Monday, September 16, 2019

Take Five (the big five stories and data you need to know) – September 16th 2019 | Music Industry Blog

Spotify – small step, big step: Spotify has announced that it is acquiring musician marketplace company Soundbetter. Back in July, Spotify halted its artist direct offering. Some quarters viewed that as the end of Spotify’s disruptive label-competitor strategy. We thought differently, and this acquisition confirms it. Being a next-gen label means being so much more than what labels used to do.
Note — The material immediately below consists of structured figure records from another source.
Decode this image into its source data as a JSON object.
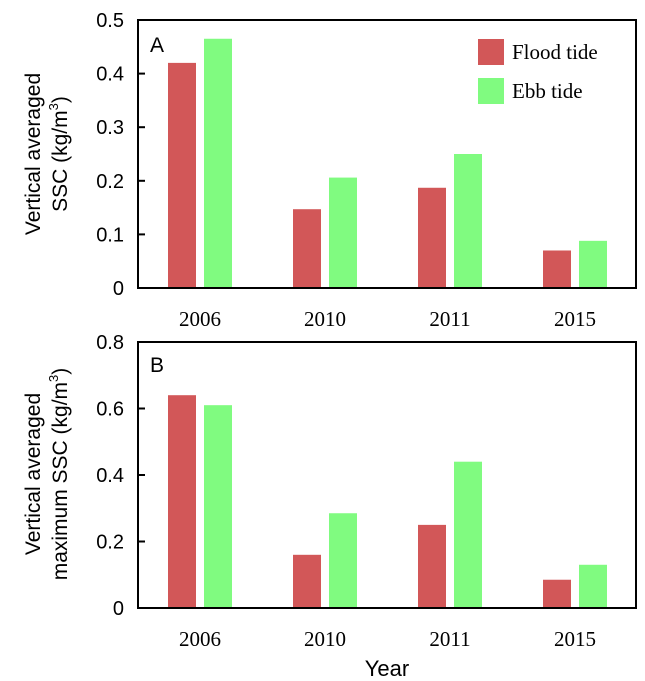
{
  "colors": {
    "flood": "#d25758",
    "ebb": "#80fb80"
  },
  "x_label": "Year",
  "chart_data": [
    {
      "type": "bar",
      "panel_label": "A",
      "categories": [
        "2006",
        "2010",
        "2011",
        "2015"
      ],
      "series": [
        {
          "name": "Flood tide",
          "values": [
            0.42,
            0.147,
            0.187,
            0.07
          ]
        },
        {
          "name": "Ebb tide",
          "values": [
            0.465,
            0.206,
            0.25,
            0.088
          ]
        }
      ],
      "ylabel_lines": [
        "Vertical averaged",
        "SSC (kg/m",
        "3",
        ")"
      ],
      "ylim": [
        0,
        0.5
      ],
      "yticks": [
        "0",
        "0.1",
        "0.2",
        "0.3",
        "0.4",
        "0.5"
      ],
      "legend": "top-right",
      "grid": false
    },
    {
      "type": "bar",
      "panel_label": "B",
      "categories": [
        "2006",
        "2010",
        "2011",
        "2015"
      ],
      "series": [
        {
          "name": "Flood tide",
          "values": [
            0.64,
            0.16,
            0.25,
            0.085
          ]
        },
        {
          "name": "Ebb tide",
          "values": [
            0.61,
            0.285,
            0.44,
            0.13
          ]
        }
      ],
      "ylabel_lines": [
        "Vertical averaged",
        "maximum  SSC (kg/m",
        "3",
        ")"
      ],
      "ylim": [
        0,
        0.8
      ],
      "yticks": [
        "0",
        "0.2",
        "0.4",
        "0.6",
        "0.8"
      ],
      "grid": false
    }
  ]
}
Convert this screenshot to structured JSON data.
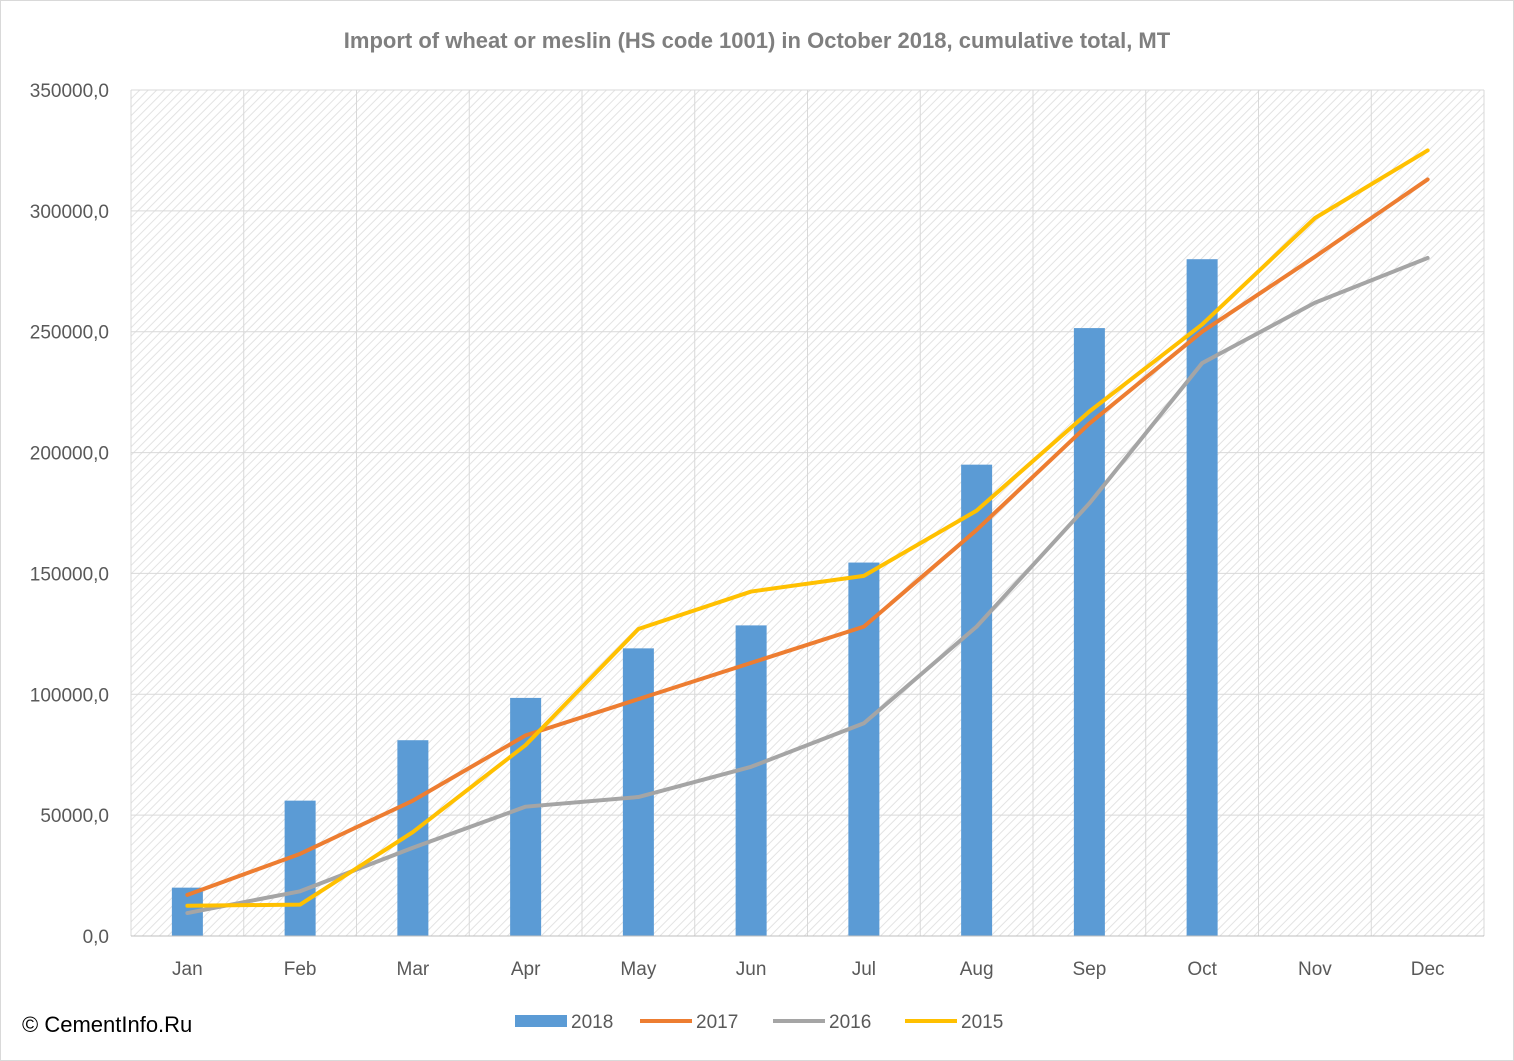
{
  "chart_data": {
    "type": "bar+line",
    "title": "Import of wheat or meslin (HS code 1001) in October 2018, cumulative total, MT",
    "categories": [
      "Jan",
      "Feb",
      "Mar",
      "Apr",
      "May",
      "Jun",
      "Jul",
      "Aug",
      "Sep",
      "Oct",
      "Nov",
      "Dec"
    ],
    "y_ticks": [
      "0,0",
      "50000,0",
      "100000,0",
      "150000,0",
      "200000,0",
      "250000,0",
      "300000,0",
      "350000,0"
    ],
    "ylim": [
      0,
      350000
    ],
    "grid": true,
    "legend_position": "bottom",
    "series": [
      {
        "name": "2018",
        "kind": "bar",
        "color": "#5b9bd5",
        "values": [
          20000,
          56000,
          81000,
          98500,
          119000,
          128500,
          154500,
          195000,
          251500,
          280000,
          null,
          null
        ]
      },
      {
        "name": "2017",
        "kind": "line",
        "color": "#ed7d31",
        "values": [
          17000,
          34000,
          56000,
          83000,
          98000,
          113000,
          128000,
          168000,
          212000,
          250000,
          281000,
          313000
        ]
      },
      {
        "name": "2016",
        "kind": "line",
        "color": "#a5a5a5",
        "values": [
          9500,
          18500,
          36500,
          53500,
          57500,
          70000,
          88000,
          128000,
          179000,
          237000,
          262000,
          280500
        ]
      },
      {
        "name": "2015",
        "kind": "line",
        "color": "#ffc000",
        "values": [
          12500,
          13000,
          43000,
          79000,
          127000,
          142500,
          149000,
          176000,
          217000,
          253000,
          297000,
          325000
        ]
      }
    ]
  },
  "footer": {
    "copyright": "© CementInfo.Ru"
  }
}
Spotify is building it from the ground up, starting with artist collaboration.

Apple, half-bundle: While launching new hardware, Apple announced it will be bundling a year of Apple TV+ with new device sales.This feels like it is more about Apple not feeling that it has enough value to expect standalone subscribers yet, and that it expects to be in a stronger place 12-18 months from now. Nevertheless, Apple’s future is bundling. Two to three years from now, expect an all-in-one bundle of everything Apple has to offer, fully integrated into its devices. That’s how to drive up device average revenue per user (ARPU) in a saturated market with slowing replacement cycles.

Apple, SKU skew: Lots of announcements from Apple – including Arcade. The very fact that there were so many (e.g. three iPhones) points to one of Apple’s most important post-Jobs transformations: fragmentation. In the 2000s Apple had a far more concise product line-up than its traditional Consumer Electronic (CE) competitors. Now it has dozens of products and services and looks every bit the traditional CE company. Gone are the days of the simplicity of one iPhone, replaced by a suite of segmented, highly-targeted product SKUs (Stock Keeping Units). Clarity of single purpose is a luxury no longer afforded.

 

Peak tech, sort of: The title of Vox’s peak tech piece turned out to be much more promising than the piece itself(which focuses on what terms companies are using to describe themselves). But there is a bigger story here: we have now reached a stage where a) tech is a meaningless concept – everything is tech, and b) there is the realisation that companies that use tech to maintain networks of services and customers (Uber, WeWork etc.) are highly vulnerable with little in the way of actual assets. If the tech bubble bursts, investors will need somewhere else to put their money.

Space lift – yes, space lift: Years ago, sci-fi author Arthur C Clarke wrote of a tower that would act as an elevator for spacecraft to launch directly from the edge of the Earth’s atmosphere, thus saving the huge thrust energy required to leave the earth’s orbit. It turns out that no known materials would support such a vast structure. Now two astronomers have proposed an alternative – a 225,00 mile long,pencil-thin, zip wire hanging down from the surface of the moon…you couldn’t make it up.